CHAP. II: Les plans de mobilisation de l’armée 1. De 1874 à 1890

      Entre la chute de l’ancienne Confédération et le début de l’Etat fédéral, la mobilisation de l’armée suisse se faisait sans réelle préparation commune entre les différents cantons chargés de la mise sur pied de leurs contingents.131 Les levées de troupes se faisaient avec beaucoup d’improvisation, étaient mal coordonnées et connaissaient des retards dans leur exécution. Peu de choses étaient planifiées en matière d’organisation générale et de structures, de commandement et de stocks de matériels ou de ravitaillement.

      A partir de 1848, avec la mise en place des institutions militaires de l’Etat fédéral, une plus grande attention fut portée aux questions de mobilisation. La législation confia au Département militaire fédéral la mission de préparer des plans de mise sur pied et de concentration des troupes. Elle réglementa également les effectifs des contingents à fournir par les cantons en hommes, chevaux et matériels de guerre. Le personnel à disposition du Département militaire fédéral ne lui permettait toutefois pas d’accomplir les travaux qui lui étaient confiés avec toute la rigueur et le suivi nécessaires.

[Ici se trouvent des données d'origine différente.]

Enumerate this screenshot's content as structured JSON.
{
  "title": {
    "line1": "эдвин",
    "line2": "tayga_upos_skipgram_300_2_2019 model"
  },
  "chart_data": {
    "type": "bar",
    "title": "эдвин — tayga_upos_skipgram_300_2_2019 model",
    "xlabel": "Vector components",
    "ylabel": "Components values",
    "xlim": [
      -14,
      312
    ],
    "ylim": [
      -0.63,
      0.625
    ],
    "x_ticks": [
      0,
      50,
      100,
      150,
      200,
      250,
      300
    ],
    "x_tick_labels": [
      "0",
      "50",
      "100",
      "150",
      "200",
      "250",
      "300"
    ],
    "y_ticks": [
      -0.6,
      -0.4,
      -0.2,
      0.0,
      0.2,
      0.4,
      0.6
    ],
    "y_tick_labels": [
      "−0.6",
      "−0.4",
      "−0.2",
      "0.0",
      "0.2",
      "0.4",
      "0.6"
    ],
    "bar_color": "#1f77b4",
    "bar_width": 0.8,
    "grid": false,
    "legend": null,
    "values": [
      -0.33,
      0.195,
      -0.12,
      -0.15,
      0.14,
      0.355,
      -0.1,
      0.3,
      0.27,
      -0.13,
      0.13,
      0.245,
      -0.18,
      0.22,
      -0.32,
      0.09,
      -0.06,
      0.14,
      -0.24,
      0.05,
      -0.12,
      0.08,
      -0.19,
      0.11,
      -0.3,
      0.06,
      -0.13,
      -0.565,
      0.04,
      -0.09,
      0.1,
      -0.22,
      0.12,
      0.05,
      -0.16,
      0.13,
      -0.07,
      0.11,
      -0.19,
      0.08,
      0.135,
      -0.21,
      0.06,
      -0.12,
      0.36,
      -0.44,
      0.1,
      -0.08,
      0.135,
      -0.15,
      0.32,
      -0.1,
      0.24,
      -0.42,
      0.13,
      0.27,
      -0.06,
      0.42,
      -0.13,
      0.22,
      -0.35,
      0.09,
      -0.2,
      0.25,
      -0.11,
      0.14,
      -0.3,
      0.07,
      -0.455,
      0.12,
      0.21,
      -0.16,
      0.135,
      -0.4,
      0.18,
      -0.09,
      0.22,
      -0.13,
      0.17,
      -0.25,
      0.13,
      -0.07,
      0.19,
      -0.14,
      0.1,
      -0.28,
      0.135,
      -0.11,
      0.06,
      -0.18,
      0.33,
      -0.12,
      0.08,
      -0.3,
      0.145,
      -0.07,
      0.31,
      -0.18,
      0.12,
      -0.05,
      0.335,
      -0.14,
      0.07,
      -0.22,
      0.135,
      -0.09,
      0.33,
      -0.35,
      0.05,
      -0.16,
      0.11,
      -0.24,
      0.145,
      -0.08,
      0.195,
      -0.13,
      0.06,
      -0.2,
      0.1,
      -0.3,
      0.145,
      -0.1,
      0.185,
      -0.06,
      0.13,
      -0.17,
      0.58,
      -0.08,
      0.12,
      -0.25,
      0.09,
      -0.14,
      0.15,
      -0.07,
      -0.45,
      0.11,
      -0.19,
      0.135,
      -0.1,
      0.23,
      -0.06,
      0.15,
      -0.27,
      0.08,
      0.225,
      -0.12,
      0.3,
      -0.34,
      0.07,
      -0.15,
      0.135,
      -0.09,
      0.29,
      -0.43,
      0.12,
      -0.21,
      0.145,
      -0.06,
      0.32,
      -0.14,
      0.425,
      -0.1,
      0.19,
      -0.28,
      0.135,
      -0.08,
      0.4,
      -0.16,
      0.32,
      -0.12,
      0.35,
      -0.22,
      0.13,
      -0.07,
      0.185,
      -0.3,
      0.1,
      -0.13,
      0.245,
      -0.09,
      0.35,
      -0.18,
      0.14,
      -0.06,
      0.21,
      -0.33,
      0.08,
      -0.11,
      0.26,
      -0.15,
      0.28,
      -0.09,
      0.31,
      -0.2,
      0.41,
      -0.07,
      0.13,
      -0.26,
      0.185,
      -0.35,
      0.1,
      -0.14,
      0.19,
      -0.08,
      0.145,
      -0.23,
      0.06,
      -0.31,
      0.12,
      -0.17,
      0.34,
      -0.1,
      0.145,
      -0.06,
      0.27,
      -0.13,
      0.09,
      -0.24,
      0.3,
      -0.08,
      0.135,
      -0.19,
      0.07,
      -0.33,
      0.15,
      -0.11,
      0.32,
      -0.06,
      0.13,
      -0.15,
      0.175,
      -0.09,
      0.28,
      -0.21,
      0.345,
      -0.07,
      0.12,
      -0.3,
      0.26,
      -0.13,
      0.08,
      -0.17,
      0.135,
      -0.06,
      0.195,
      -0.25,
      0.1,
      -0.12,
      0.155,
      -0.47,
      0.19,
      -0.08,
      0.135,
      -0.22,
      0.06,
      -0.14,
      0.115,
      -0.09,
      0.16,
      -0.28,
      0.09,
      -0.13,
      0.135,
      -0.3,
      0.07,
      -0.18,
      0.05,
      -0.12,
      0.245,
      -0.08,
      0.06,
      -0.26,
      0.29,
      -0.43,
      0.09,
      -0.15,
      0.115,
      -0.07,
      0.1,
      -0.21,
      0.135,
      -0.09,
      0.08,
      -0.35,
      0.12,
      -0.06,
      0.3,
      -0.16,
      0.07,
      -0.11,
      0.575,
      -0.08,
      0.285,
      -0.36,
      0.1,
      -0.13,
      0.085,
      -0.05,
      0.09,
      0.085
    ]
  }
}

      Après la création du poste d’adjoint du Département militaire et instructeur en chef de l’infanterie en 1857, celui-ci fut chargé, dès 1863, de «la mise en œuvre et la préparation de tout ce qui peut être utile et nécessaire lors d’une mobilisation de l’armée et de la prise d’un dispositif, soit notamment le fractionnement de ladite armée, l’adoption de plans de défense en fonction des diverses menaces aux frontières, la préparation d’instructions appropriées en fonction des diverses éventualités possibles, la formulation de propositions pour la prise en compte et la conduite de tous les travaux qui, d’une manière générale, se rapportent, lors d’une éventuelle mobilisation de l’armée, à l’ordonnancement, au rassemblement et à la fourniture en quantité suffisante des moyens, dans la mesure où lesdits moyens ne sont pas du ressort des chefs d’arme ou des administrations; il est aussi responsable de veiller à l’unification des susdits moyens, lorsque les divers chefs d’arme et les administrations sont compétents pour leur gestion».132

      En 1865, les tâches liées à la mobilisation et à la concentration furent reprises dans l’instruction pour le chef du Bureau d’état-major, institution qui venait d’être créée. Les compétences de ce dernier et celles de l’instructeur en chef de l’infanterie n’étaient toutefois pas clairement délimitées. De plus, les moyens manquaient toujours et l’organisation militaire de 1850 comportait de nombreux défauts dont les autorités étaient conscientes. La fin des années 1860 et le début des années 1870 furent marqués par deux projets de réorganisation militaire de grande ampleur: le projet Welti de 1868 et le projet de Constitution fédérale de 1872. Par ailleurs, les expériences des mobilisations de 1870–1871 montrèrent de manière exemplaire les énormes carences du système militaire, confirmant les idées de Welti qui avait toujours considéré la mobilisation comme une des plus importantes tâches de la préparation de l’armée à la guerre.133 En octobre 1871, celui-ci, soucieux de trouver un remède à la situation, ordonna la mise en place d’une planification de la mobilisation. Ce fut à nouveau l’instructeur en chef de l’infanterie, le colonel Gustav Hofstetter, qui reçut cette mission. En raison de l’ampleur de la tâche, il ne put la réaliser, d’autant qu’il était déjà très absorbé par sa fonction. Il mourut le 9 février 1874, sans avoir pu mener à bien la mission confiée par Welti.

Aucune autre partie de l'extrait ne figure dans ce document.